萩生田光一文科相は11月28日までに、教育新聞のインタビューに応じ、教員の働き方改革や変形労働時間制を導入する給特法改正案について、「指針は法律に明記したので、地方自治体の条例が大切になる。自治体に(法改正の目的を)共有してもらうキャンペーンをやっていきたい」と述べ、自身が地方自治体に条例などの整備を働きかける考えを示した。その上で、「今回は改革の第一歩。この3年間全力で取り組みを進めていく。そして3年後に改めて実態調査をやり、教師の仕事や給与の在り方についてもしっかり検討し、改革をしていきたい」と語り、3年後をめどに改めて抜本的な教員の働き方改革に取り組む意欲を表明した。

教員の働き方改革への意欲を語る萩生田光一文科相

萩生田文科相は「働き方改革は特効薬のない総力戦。今回の給特法改正案だけで全てが解決するとは思っていない」として、学校のICT化による事務量の圧縮、スクール・サポート・スタッフや中学校の部活動支援員といった外部人材の活用などで、現場教員の負担を軽減していく方針を説明した。

さらに、「今の状態で給特法の廃止だけをしても、何の問題の解決にもならない。全体の仕事量を減らし、日々の残業にも上限を定める必要がある。先生の責任がどこまでなのか、先生としての本業がどこまでなのか、日本中が一緒になって見直していかないと教員の働き方は変わらない」と述べ、働き方改革に取り組む基本姿勢を示した。

その上で、給特法改正案に在校時間の上限などを定めた指針の策定を明記したことを受け、学校現場に法改正の目的を徹底するためには、自治体による関連条例などの整備が重要になると指摘。

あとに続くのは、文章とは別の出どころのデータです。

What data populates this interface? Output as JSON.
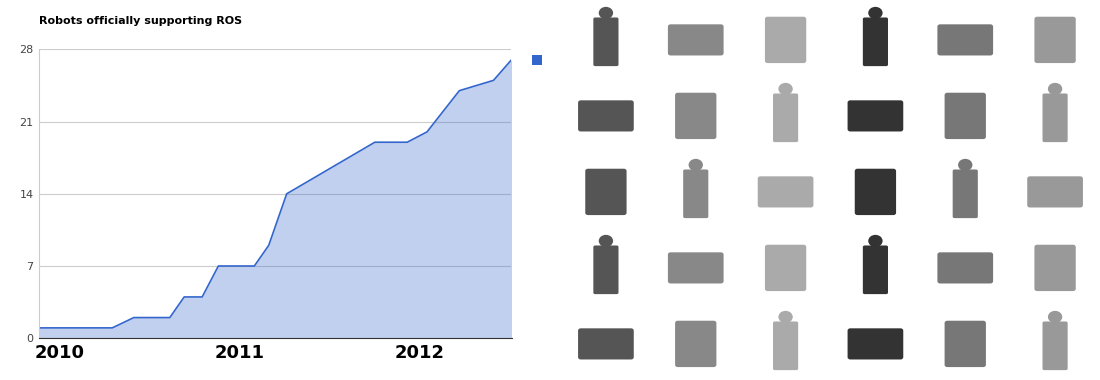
{
  "chart_data": {
    "type": "area",
    "title": "Robots officially supporting ROS",
    "x": [
      2009.88,
      2010.29,
      2010.41,
      2010.61,
      2010.69,
      2010.79,
      2010.88,
      2011.08,
      2011.16,
      2011.26,
      2011.75,
      2011.93,
      2012.04,
      2012.22,
      2012.41,
      2012.51
    ],
    "values": [
      1,
      1,
      2,
      2,
      4,
      4,
      7,
      7,
      9,
      14,
      19,
      19,
      20,
      24,
      25,
      27
    ],
    "color": "#3366cc",
    "xlim": [
      2009.88,
      2012.51
    ],
    "xticks": [
      2010,
      2011,
      2012
    ],
    "ylim": [
      0,
      28
    ],
    "yticks": [
      0,
      7,
      14,
      21,
      28
    ],
    "grid": true
  }
}
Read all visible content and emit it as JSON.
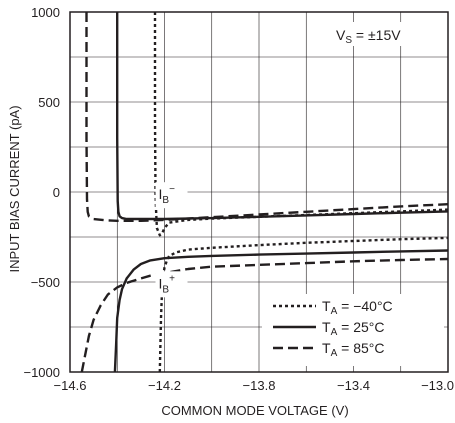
{
  "chart_data": {
    "type": "line",
    "xlabel": "COMMON MODE VOLTAGE (V)",
    "ylabel": "INPUT BIAS CURRENT (pA)",
    "xlim": [
      -14.6,
      -13.0
    ],
    "ylim": [
      -1000,
      1000
    ],
    "x_ticks": [
      "−14.6",
      "−14.2",
      "−13.8",
      "−13.4",
      "−13.0"
    ],
    "y_ticks": [
      "1000",
      "500",
      "0",
      "−500",
      "−1000"
    ],
    "x_tick_values": [
      -14.6,
      -14.2,
      -13.8,
      -13.4,
      -13.0
    ],
    "y_tick_values": [
      1000,
      500,
      0,
      -500,
      -1000
    ],
    "grid": true,
    "legend_position": "bottom-right",
    "condition": {
      "main": "V",
      "sub": "S",
      "rest": " = ±15V"
    },
    "annotations": [
      {
        "main": "I",
        "sub": "B",
        "sup": "−",
        "x": -14.2,
        "y": -40
      },
      {
        "main": "I",
        "sub": "B",
        "sup": "+",
        "x": -14.2,
        "y": -535
      }
    ],
    "series": [
      {
        "name": "T_A = −40°C",
        "legend_main": "T",
        "legend_sub": "A",
        "legend_rest": " = −40°C",
        "style": "dotted",
        "curves": [
          {
            "label": "I_B−",
            "x": [
              -14.24,
              -14.24,
              -14.238,
              -14.235,
              -14.232,
              -14.22,
              -14.21,
              -14.2,
              -14.18,
              -14.1,
              -14.0,
              -13.8,
              -13.6,
              -13.4,
              -13.2,
              -13.0
            ],
            "y": [
              1000,
              400,
              0,
              -120,
              -200,
              -240,
              -230,
              -200,
              -170,
              -155,
              -148,
              -138,
              -128,
              -118,
              -108,
              -98
            ]
          },
          {
            "label": "I_B+",
            "x": [
              -14.22,
              -14.215,
              -14.21,
              -14.205,
              -14.2,
              -14.19,
              -14.18,
              -14.15,
              -14.1,
              -14.0,
              -13.8,
              -13.6,
              -13.4,
              -13.2,
              -13.0
            ],
            "y": [
              -1000,
              -700,
              -540,
              -460,
              -420,
              -380,
              -355,
              -335,
              -320,
              -310,
              -295,
              -282,
              -272,
              -262,
              -255
            ]
          }
        ]
      },
      {
        "name": "T_A = 25°C",
        "legend_main": "T",
        "legend_sub": "A",
        "legend_rest": " = 25°C",
        "style": "solid",
        "curves": [
          {
            "label": "I_B−",
            "x": [
              -14.4,
              -14.4,
              -14.398,
              -14.395,
              -14.39,
              -14.38,
              -14.36,
              -14.3,
              -14.2,
              -14.0,
              -13.8,
              -13.6,
              -13.4,
              -13.2,
              -13.0
            ],
            "y": [
              1000,
              300,
              -50,
              -110,
              -135,
              -145,
              -150,
              -150,
              -150,
              -145,
              -138,
              -130,
              -122,
              -115,
              -108
            ]
          },
          {
            "label": "I_B+",
            "x": [
              -14.41,
              -14.405,
              -14.4,
              -14.39,
              -14.38,
              -14.36,
              -14.33,
              -14.3,
              -14.26,
              -14.2,
              -14.1,
              -14.0,
              -13.8,
              -13.6,
              -13.4,
              -13.2,
              -13.0
            ],
            "y": [
              -1000,
              -850,
              -700,
              -600,
              -540,
              -480,
              -430,
              -400,
              -380,
              -368,
              -360,
              -355,
              -348,
              -342,
              -336,
              -330,
              -325
            ]
          }
        ]
      },
      {
        "name": "T_A = 85°C",
        "legend_main": "T",
        "legend_sub": "A",
        "legend_rest": " = 85°C",
        "style": "dashed",
        "curves": [
          {
            "label": "I_B−",
            "x": [
              -14.53,
              -14.53,
              -14.528,
              -14.525,
              -14.52,
              -14.5,
              -14.45,
              -14.4,
              -14.3,
              -14.2,
              -14.0,
              -13.8,
              -13.6,
              -13.4,
              -13.2,
              -13.0
            ],
            "y": [
              1000,
              300,
              -40,
              -110,
              -135,
              -150,
              -157,
              -160,
              -160,
              -155,
              -140,
              -125,
              -110,
              -95,
              -80,
              -68
            ]
          },
          {
            "label": "I_B+",
            "x": [
              -14.55,
              -14.52,
              -14.5,
              -14.47,
              -14.44,
              -14.4,
              -14.36,
              -14.3,
              -14.26,
              -14.2,
              -14.1,
              -14.0,
              -13.8,
              -13.6,
              -13.4,
              -13.2,
              -13.0
            ],
            "y": [
              -1000,
              -800,
              -710,
              -630,
              -570,
              -530,
              -505,
              -480,
              -465,
              -450,
              -428,
              -415,
              -405,
              -395,
              -385,
              -378,
              -372
            ]
          }
        ]
      }
    ]
  }
}
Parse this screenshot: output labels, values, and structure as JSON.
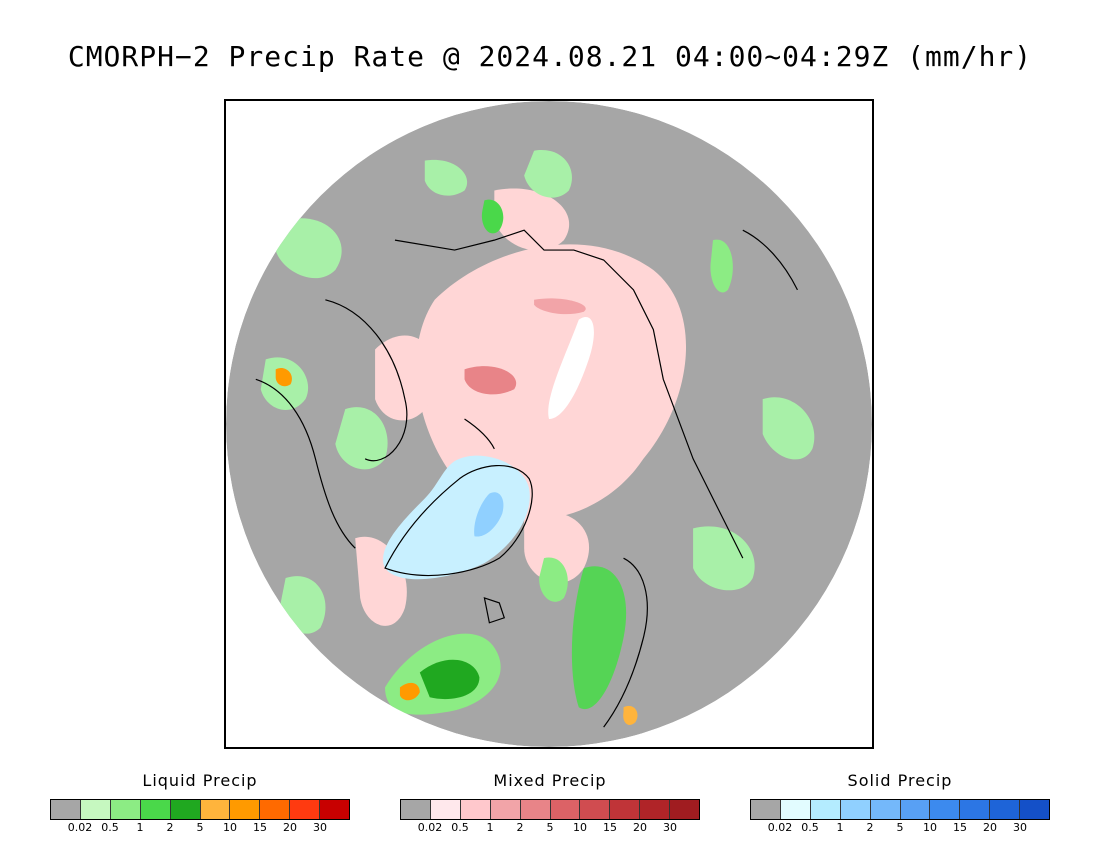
{
  "title": "CMORPH−2 Precip Rate @ 2024.08.21 04:00~04:29Z (mm/hr)",
  "map": {
    "projection": "polar-stereographic-north",
    "background_color": "#a6a6a6",
    "coastline_color": "#000000",
    "regions": [
      {
        "name": "arctic-ocean-mixed-precip",
        "type": "mixed",
        "color": "#ffd6d6"
      },
      {
        "name": "greenland-solid-precip",
        "type": "solid",
        "color": "#c8f0ff"
      },
      {
        "name": "north-atlantic-liquid-precip",
        "type": "liquid",
        "color": "#22b422"
      },
      {
        "name": "scandinavia-liquid-precip",
        "type": "liquid",
        "color": "#55d455"
      },
      {
        "name": "siberia-liquid-precip",
        "type": "liquid",
        "color": "#a8f0a8"
      }
    ]
  },
  "legends": [
    {
      "id": "liquid",
      "title": "Liquid Precip",
      "colors": [
        "#a6a6a6",
        "#c6f8c0",
        "#8cec84",
        "#4ad84a",
        "#20a820",
        "#ffb43c",
        "#ff9a00",
        "#ff6a00",
        "#ff3a10",
        "#c80000"
      ],
      "ticks": [
        "0.02",
        "0.5",
        "1",
        "2",
        "5",
        "10",
        "15",
        "20",
        "30"
      ]
    },
    {
      "id": "mixed",
      "title": "Mixed Precip",
      "colors": [
        "#a6a6a6",
        "#ffe8ec",
        "#ffc8cc",
        "#f2a4a8",
        "#e88488",
        "#dc6266",
        "#d04c50",
        "#c03438",
        "#b02428",
        "#a01c20"
      ],
      "ticks": [
        "0.02",
        "0.5",
        "1",
        "2",
        "5",
        "10",
        "15",
        "20",
        "30"
      ]
    },
    {
      "id": "solid",
      "title": "Solid Precip",
      "colors": [
        "#a6a6a6",
        "#e2fcff",
        "#b4ecff",
        "#90d0ff",
        "#74b8fa",
        "#58a0f4",
        "#3c8aee",
        "#2c76e4",
        "#1e64d8",
        "#1450c8"
      ],
      "ticks": [
        "0.02",
        "0.5",
        "1",
        "2",
        "5",
        "10",
        "15",
        "20",
        "30"
      ]
    }
  ]
}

「地方分権の則(のり)を超えない範囲で、自治体のみなさんに『なぜこの法律を作ったのか』を共有してもらうキャンペーンをやっていきたい。教育長会議、市長会、全国議長会や、議員の仲間のネットワークを通じて自治体に働きかけたい」と、さまざまな機会を捉えて地方自治体に条例などの整備を促す考えを強調した。

給特法改正案に対して現場教員の反発が広がっている現状を念頭に、萩生田文科相は3年後をめどに改めて勤務実態調査を行い、それを踏まえて給特法など法制的な枠組みの検討に取り組む意欲を示した上で、「いまよりも悪くなるような制度の法改正を、わざわざ国会でお願いするつもりはまったくない。『少しは良くなった』『「少しはやりやすくなった』という声を聞きながら、さらにいいものを目指していく努力をしたい」と述べ、現場に理解を求めた。

文科省では、来年度概算要求で、現場教員の負担軽減を視野に、今年度予算と比較してスクール・サポート・スタッフ1800人、中学校の部活動指導員3000人を増やすための必要経費を計上している。